Natarajan: We are always exploring new techniques for future implementation and investments in research, especially advances in generalizable AI methodologies. For example, we are actively leveraging large, pre-trained models built from open-source data for few-shot and zero-shot learning to reduce the need for customer data to develop deep learning models for conversational AI and related language understanding applications. We are also developing algorithms that de-identify the data used in model training and enable our models to be robust against privacy attacks. Any advancements or applications could have tremendous benefits for our customers and further protect the data we use every day.
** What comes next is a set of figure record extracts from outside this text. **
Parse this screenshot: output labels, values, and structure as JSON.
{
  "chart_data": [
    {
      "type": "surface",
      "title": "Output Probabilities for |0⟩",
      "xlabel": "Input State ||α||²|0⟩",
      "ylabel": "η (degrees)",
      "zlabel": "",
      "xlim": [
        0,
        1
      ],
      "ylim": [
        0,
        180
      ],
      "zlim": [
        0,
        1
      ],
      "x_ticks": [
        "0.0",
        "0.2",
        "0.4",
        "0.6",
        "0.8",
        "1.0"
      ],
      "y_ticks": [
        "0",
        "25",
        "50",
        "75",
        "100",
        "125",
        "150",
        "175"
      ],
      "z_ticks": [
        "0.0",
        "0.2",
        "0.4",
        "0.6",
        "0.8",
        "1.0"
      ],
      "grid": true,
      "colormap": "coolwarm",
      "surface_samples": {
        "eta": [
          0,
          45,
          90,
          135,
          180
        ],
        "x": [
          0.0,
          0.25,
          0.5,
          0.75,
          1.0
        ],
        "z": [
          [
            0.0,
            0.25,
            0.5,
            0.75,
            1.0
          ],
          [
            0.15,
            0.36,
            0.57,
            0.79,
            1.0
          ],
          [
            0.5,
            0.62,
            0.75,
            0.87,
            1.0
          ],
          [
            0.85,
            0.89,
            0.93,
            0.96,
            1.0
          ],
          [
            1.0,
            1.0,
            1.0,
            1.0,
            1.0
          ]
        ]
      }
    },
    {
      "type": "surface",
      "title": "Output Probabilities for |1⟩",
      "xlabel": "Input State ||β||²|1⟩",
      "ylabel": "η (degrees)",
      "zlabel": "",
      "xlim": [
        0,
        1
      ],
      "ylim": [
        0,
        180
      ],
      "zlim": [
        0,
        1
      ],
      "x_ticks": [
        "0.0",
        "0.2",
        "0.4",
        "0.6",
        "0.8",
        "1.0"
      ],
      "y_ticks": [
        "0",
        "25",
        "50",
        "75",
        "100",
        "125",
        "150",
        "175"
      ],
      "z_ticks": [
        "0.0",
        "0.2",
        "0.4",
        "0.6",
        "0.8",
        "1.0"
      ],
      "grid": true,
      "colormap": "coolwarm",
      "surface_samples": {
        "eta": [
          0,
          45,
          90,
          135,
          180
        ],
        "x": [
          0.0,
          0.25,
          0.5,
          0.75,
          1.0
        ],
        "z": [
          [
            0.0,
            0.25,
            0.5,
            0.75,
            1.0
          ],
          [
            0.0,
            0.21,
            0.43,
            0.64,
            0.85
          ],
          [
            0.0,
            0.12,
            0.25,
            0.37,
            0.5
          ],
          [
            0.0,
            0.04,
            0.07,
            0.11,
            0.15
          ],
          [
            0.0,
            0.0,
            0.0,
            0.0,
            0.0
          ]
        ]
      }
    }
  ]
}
Are there any privacy-preserving advancements you’re excited to bring to customers?
Sindhwani: We’ve continued to invest in Alexa’s on-device speech-processing capabilities. Customers in the U.S. with compatible Echo smart speakers will soon be able to enable a new setting that allows the audio of their Alexa voice requests to be processed locally on-device, without being sent to the cloud. The voice recordings are deleted after the on-device processing. To do this, we had to make Automatic Speech Recognition models—that used to be many gigabytes in size, required huge amounts of memory, and ran on massive servers in the cloud—efficient enough to work on a single device. I’m particularly excited about innovations like this that have tangible benefits for customers through reduced latency and lower bandwidth consumption, while offering more choice about what happens with their data.